L’UDPS face à son destin : Du parti de lutte au parti d’Etat

Par le citoyen Ntumba wa Mukendi Nshimba/Expert en communication politique

On a souvent décrit l’UDPS comme un serpent à deux têtes, d’un côté, ses cadres qui exercent aujourd’hui le pouvoir d’État, et de l’autre, une base militante qui reste dans la rue, criant parfois contre ses propres dirigeants comme si le parti était encore dans l’opposition. Cette dualité, héritée de son histoire de lutte, a longtemps été une force. Mais désormais, elle devient une faiblesse si elle n’est pas transformée en cohérence.

Le moment est venu pour l’UDPS d’assumer son tournant historique celui de devenir un parti d’État, discipliné, structuré et visionnaire.

1. Unir cadres et militants

Un parti au pouvoir ne peut se permettre d’avoir une main au palais et une autre dans la rue. L’heure n’est plus à la contestation, mais à la consolidation du pouvoir et à la construction de l’État.
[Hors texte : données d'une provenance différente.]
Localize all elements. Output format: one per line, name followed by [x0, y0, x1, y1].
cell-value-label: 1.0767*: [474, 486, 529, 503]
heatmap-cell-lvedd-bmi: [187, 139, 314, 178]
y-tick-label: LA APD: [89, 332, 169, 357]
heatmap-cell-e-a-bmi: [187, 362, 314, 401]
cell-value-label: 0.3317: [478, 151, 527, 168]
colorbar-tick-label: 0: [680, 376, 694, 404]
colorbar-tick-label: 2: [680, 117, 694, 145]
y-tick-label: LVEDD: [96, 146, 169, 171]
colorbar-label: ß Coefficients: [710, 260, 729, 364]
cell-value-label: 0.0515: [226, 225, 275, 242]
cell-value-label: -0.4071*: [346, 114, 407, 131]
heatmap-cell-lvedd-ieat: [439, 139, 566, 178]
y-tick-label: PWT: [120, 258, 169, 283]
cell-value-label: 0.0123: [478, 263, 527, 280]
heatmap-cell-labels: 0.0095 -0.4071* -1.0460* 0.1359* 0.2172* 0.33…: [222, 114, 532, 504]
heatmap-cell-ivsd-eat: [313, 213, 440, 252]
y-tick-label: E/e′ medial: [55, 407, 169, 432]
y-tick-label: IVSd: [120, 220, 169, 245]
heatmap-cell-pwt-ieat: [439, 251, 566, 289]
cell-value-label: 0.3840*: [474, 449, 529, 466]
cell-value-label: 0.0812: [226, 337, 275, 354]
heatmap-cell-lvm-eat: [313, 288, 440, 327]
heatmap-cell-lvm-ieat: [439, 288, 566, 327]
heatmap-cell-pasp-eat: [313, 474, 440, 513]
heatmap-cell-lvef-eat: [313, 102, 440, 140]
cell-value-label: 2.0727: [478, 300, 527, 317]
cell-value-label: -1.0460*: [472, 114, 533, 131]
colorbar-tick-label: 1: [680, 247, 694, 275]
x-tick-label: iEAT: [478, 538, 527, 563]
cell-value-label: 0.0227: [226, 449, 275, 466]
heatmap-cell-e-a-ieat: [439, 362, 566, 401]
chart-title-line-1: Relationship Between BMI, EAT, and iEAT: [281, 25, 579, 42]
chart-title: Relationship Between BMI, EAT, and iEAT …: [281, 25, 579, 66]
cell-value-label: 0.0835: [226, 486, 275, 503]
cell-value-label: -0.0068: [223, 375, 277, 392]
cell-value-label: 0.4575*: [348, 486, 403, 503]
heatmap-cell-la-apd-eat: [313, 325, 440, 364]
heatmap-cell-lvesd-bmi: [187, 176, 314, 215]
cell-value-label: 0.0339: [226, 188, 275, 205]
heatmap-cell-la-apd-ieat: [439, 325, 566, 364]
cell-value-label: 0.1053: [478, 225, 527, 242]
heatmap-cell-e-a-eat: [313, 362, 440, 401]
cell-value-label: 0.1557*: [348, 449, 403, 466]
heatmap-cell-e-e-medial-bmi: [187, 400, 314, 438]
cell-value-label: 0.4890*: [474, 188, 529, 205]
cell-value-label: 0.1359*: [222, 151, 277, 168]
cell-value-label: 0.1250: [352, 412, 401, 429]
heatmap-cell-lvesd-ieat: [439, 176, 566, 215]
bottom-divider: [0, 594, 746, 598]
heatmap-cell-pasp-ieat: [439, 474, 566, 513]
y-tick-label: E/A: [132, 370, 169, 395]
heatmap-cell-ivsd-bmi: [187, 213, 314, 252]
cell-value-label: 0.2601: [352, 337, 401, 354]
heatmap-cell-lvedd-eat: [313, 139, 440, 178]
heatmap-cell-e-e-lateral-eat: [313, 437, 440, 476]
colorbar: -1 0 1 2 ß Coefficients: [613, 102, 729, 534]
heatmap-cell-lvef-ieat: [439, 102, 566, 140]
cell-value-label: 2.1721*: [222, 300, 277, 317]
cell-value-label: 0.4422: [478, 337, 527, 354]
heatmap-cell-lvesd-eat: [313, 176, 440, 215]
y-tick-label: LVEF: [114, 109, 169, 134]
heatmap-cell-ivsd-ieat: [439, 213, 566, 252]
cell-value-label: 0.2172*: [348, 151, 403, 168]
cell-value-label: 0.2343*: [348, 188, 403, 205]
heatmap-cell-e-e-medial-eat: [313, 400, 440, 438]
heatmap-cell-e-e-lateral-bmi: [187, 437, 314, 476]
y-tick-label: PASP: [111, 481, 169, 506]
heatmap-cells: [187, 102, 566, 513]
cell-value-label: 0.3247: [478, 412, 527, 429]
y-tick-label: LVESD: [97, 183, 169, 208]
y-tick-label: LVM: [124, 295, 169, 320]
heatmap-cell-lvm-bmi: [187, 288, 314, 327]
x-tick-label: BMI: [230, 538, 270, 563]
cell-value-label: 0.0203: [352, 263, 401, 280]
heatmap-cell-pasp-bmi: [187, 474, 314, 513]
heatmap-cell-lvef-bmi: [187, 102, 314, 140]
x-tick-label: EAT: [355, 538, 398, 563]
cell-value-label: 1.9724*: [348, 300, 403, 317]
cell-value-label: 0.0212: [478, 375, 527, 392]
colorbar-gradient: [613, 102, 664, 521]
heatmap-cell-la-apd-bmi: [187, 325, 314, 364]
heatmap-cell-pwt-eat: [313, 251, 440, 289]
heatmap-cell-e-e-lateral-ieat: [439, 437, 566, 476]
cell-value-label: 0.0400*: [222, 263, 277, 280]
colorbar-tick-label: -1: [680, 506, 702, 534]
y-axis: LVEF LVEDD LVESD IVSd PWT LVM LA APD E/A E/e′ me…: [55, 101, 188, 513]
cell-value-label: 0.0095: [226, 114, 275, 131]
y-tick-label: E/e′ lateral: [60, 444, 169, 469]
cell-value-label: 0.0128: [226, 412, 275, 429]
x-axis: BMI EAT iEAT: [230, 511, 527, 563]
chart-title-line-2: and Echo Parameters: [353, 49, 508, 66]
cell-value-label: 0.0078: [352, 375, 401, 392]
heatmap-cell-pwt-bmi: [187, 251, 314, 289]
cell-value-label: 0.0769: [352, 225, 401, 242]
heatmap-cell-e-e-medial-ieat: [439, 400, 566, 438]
Les cadres et les militants doivent marcher ensemble, dans une discipline politique qui donne confiance au peuple et crédibilité au pouvoir.

2. S’inspirer des grands partis de longévité

Dans l’histoire récente, plusieurs formations ont réussi ce saut qualitatif :

L’ANC en Afrique du Sud : parti de lutte contre l’apartheid, il a su devenir un parti d’État en intégrant militants de base et nouvelles élites, ce qui lui a permis de se maintenir au pouvoir depuis 1994.

Le PDP au Nigeria : après l’alternance militaire, il a rassemblé des forces diverses et s’est imposé comme un parti dominant pendant plus d’une décennie.

L’UNC au Cameroun (devenue RDPC) : elle a su, malgré les secousses, incarner un parti d’État structuré, capable d’assurer la continuité du pouvoir et de ratisser large dans la société.

L’UDPS doit suivre ces exemples en dépassant son statut historique de parti d’opposition pour devenir une force nationale de stabilité et de continuité.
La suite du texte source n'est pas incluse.